Mr. Thompson married Elaine Allen and had two children: Gail Thompson and Bill Thompson, a political figure who served as the 42nd Comptroller of New York City and president of the New York City Board of Education.
Mr. Thompson was on the City Council from 1969 to 1973. He was named the administrative judge of the Supreme Court in 1974. During this time, he became a leader of the Democratic party of Brooklyn when he was elected chairman of the Kings County Democratic Committee. In 1978, he was named the assistant administrative judge of the Supreme Court in Brooklyn and Staten Island. Two years later he was named the first black associate justice appointed to the Appellate Division of the Second Judicial Department in Brooklyn.

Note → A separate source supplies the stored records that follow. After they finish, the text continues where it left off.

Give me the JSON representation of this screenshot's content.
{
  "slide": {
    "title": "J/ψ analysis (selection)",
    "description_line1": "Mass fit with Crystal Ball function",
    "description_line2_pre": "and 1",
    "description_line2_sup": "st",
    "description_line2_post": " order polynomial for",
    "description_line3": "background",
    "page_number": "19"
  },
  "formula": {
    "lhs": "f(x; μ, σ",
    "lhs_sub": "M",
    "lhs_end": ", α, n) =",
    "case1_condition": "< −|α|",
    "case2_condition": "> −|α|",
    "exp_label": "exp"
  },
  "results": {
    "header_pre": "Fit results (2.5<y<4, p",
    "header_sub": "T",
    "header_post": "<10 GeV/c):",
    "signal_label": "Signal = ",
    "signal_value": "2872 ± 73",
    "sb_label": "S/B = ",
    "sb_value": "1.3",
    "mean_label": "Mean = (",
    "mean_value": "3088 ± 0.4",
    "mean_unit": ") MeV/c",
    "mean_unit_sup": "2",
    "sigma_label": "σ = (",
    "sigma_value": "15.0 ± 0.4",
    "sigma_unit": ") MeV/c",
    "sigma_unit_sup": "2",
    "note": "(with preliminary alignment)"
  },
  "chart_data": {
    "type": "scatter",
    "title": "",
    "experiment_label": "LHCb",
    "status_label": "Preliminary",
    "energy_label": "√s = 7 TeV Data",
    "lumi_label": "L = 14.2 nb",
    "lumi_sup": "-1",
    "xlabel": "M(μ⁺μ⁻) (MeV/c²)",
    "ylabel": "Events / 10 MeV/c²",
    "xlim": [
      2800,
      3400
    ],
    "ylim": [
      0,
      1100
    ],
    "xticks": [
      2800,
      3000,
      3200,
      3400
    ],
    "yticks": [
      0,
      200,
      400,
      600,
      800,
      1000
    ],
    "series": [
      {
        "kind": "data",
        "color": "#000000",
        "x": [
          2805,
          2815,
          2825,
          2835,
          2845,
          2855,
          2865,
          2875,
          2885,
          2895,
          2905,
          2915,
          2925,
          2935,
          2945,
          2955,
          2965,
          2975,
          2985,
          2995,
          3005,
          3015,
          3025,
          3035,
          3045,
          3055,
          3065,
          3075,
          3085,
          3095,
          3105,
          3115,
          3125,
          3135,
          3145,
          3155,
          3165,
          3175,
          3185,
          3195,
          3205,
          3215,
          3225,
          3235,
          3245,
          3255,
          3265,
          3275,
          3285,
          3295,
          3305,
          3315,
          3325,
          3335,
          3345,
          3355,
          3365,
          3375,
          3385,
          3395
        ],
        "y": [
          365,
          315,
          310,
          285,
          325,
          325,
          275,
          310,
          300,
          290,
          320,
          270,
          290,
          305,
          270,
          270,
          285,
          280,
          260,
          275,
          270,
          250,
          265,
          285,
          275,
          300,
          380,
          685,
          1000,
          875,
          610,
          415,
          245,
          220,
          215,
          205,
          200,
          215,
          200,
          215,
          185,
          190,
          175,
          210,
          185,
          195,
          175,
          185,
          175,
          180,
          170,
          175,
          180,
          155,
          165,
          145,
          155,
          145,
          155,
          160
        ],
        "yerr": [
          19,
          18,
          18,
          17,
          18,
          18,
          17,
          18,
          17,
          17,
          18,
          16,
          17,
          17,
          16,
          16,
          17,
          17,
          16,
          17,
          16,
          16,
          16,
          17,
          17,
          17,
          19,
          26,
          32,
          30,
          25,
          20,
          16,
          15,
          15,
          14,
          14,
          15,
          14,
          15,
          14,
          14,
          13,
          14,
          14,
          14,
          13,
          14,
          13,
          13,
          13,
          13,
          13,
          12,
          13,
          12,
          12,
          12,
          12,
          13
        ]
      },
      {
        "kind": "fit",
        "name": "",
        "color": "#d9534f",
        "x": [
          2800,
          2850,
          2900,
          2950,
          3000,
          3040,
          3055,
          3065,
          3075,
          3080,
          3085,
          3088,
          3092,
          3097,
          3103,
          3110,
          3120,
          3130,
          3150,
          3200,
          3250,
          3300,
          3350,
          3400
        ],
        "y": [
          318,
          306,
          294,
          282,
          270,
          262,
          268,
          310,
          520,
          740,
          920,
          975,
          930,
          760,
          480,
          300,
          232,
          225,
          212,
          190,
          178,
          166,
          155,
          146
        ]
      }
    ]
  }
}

“Thompson, upon becoming a judge, left his mark on the New York State judiciary and was ever after, even upon his death, referred to with deference and respect as the Judge,” Mr. Howell wrote in an email.
But Mr. Thompson wasn’t strictly a Brooklynite. Mr. Thompson spent some of his time on the North Fork — in his second home on South Drive in Mattituck.
“Out here, it was an escape for him,” Mr. Edwards said.
His home, on Mattituck Inlet, was the scene of memorable parties every August with roughly 100 attendees, Mr. Tillman said.
“You had all these people from Brooklyn, who clearly thought they were out in the prairie,” Mr. Edwards recalled. “It was almost like they wanted to kiss the ring … they wanted to show up because William was such a legendary man.”